When they had finally escaped the tumult of well-wishers and the chorusing of "Best Mate", football supporter style, from owner and Aston Villa fanatic Lewis, it was back home to West Lock-inge Farm, near Wantage, and nothing more lavish than a Chinese takeaway for racing's Felix and Oscar. Celebrations tend to be sedate affairs for these two non-drinkers. The following day Terry and Henrietta were up, as usual, before five, sharing the feeding of their 70-plus horses. Then a parade of the conquering hero for the photographers.
"Matey" is rather more concerned with picking at grass than concentrating. Under Knight's direction he poses like a catwalk model. "Yes, he knows he looks well. When he walks, he's got a great swagger to him. Bit like a woman, isn't he?" comments the bucolic Biddlecombe, to whom political correctness is a yet-to-be-mastered theory.
"Patience with a good horse is essential, and Hen is very good at that. When you get a good horse it don't need rushing." He pauses and surveys his wife. "Henrietta is the most amazing lady. Dedicated. Attention to detail. Quite extraordinary. I adore her." He laughs at his own sentimentality. "The odd couple, eh?"
Comparisons between Best Mate and three-times Gold Cup victor Arkle are inevit-able. "I rode against Arkle at Kempton in the King George on Woodland Venture," recalls Biddlecombe. "I think I would have beaten him, but overjumped the second last. Arkle won. Apart from Woodland Venture, the others I rode against him weren't very good. They made Arkle look brilliant." He adds: "Times change and tracks change. The fences are different. But this horse, in a Gold Cup, jumped immaculately. Didn't put a foot wrong. Arkle used to gallop through two or three. All I will say is that next year will answer all our questions."
We tend to forget Best Mate is only eight, still young for a steeplechaser. Next year Beef Or Salmon, a year younger, will be a more potent threat. This year, though, his presence did not unduly concern the Best Mate team.
"He never worried us," says Biddlecombe. "But what happened [Beef Or Salmon's early fall, followed by the death of Dorans Pride in the next race] was very unfortunate for Michael Hourigan, because he's a great friend."
The respective fates of the stables on Gold Cup day are a microcosm of the Festival, a sporting occasion when the ever-attendant possibility of tragedy serves to accentuate those rare, and special, moments of glory.
Best Mate biography
Best Mate (IRE) 8-y-o, bay gelding
Foaled: 28 Jan 1995. Sired by: Un Desperado (Fr). Out of: Katday (Fr), a Miller's Mate mare.

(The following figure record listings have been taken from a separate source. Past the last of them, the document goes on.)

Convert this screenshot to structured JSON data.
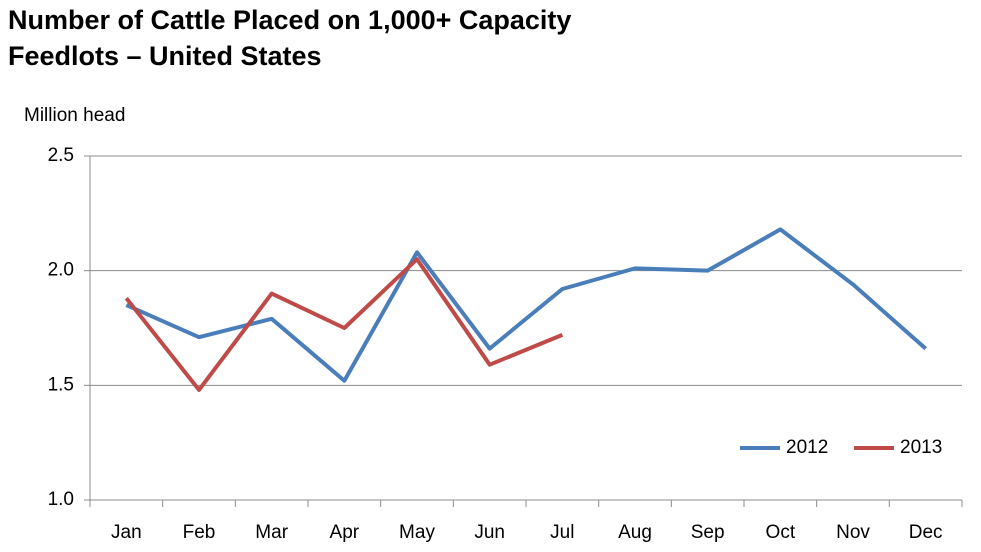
{
  "chart_data": {
    "type": "line",
    "title": [
      "Number of Cattle Placed on 1,000+ Capacity",
      "Feedlots – United States"
    ],
    "y_label": "Million head",
    "categories": [
      "Jan",
      "Feb",
      "Mar",
      "Apr",
      "May",
      "Jun",
      "Jul",
      "Aug",
      "Sep",
      "Oct",
      "Nov",
      "Dec"
    ],
    "series": [
      {
        "name": "2012",
        "color": "#4a7ebb",
        "values": [
          1.85,
          1.71,
          1.79,
          1.52,
          2.08,
          1.66,
          1.92,
          2.01,
          2.0,
          2.18,
          1.94,
          1.66
        ]
      },
      {
        "name": "2013",
        "color": "#be4b48",
        "values": [
          1.88,
          1.48,
          1.9,
          1.75,
          2.05,
          1.59,
          1.72,
          null,
          null,
          null,
          null,
          null
        ]
      }
    ],
    "ylim": [
      1.0,
      2.5
    ],
    "yticks": [
      {
        "value": 1,
        "label": "1.0"
      },
      1.5,
      {
        "value": 2,
        "label": "2.0"
      },
      2.5
    ],
    "grid": true,
    "legend": "lower right"
  }
}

Owned by: Jim Lewis. Trained by: Henrietta Knight. Breeder: Jacques van't Hart. Regular jockey: Jim Culloty.
Number of races: 16 (won 11, placed 2nd five times). Debut: 14 November 1999 at Cheltenham (1st of 10).

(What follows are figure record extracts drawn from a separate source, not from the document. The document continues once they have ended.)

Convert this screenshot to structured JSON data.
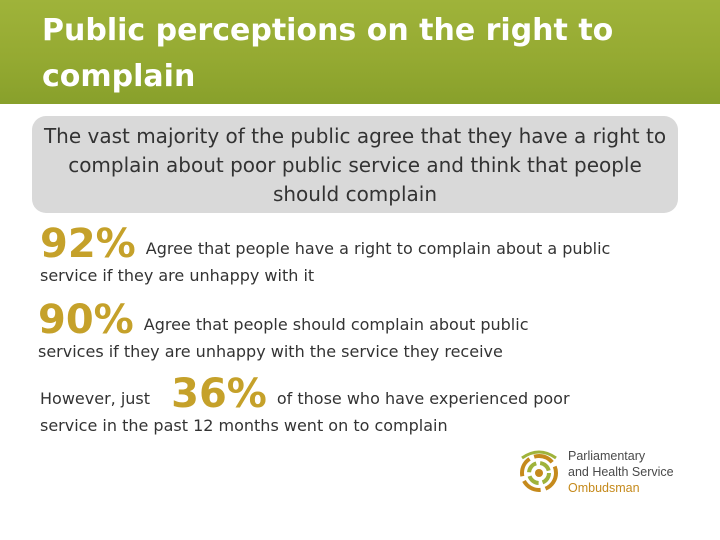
{
  "slide": {
    "title": "Public perceptions on the right to complain",
    "callout": "The vast majority of the public agree that they have a right to complain about poor public service and think that people should complain",
    "stats": [
      {
        "value": "92%",
        "text": "Agree that people have a right to complain about a public service if they are unhappy with it"
      },
      {
        "value": "90%",
        "text": "Agree that people should complain about public services if they are unhappy with the service they receive"
      }
    ],
    "however": {
      "lead": "However, just",
      "value": "36%",
      "text": "of those who have experienced poor service in the past 12 months went on to complain"
    },
    "logo": {
      "line1": "Parliamentary",
      "line2": "and Health Service",
      "line3": "Ombudsman"
    }
  },
  "colors": {
    "header": "#95aa32",
    "accent": "#c5a12a",
    "callout_bg": "#d9d9d9"
  }
}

Career prize money: £687,353.
Major victories: Cheltenham Gold Cup (2002 and 2003). King George VI Chase (2002).
Quotable quotes: "He's a bit special. Terry and I adored him when we saw him win a point-to-point in Ireland, and we were determined to have him" – Henrietta Knight, 14 November 1999.
"Just look at him. He thinks he's Arkle" – Knight, October 2000.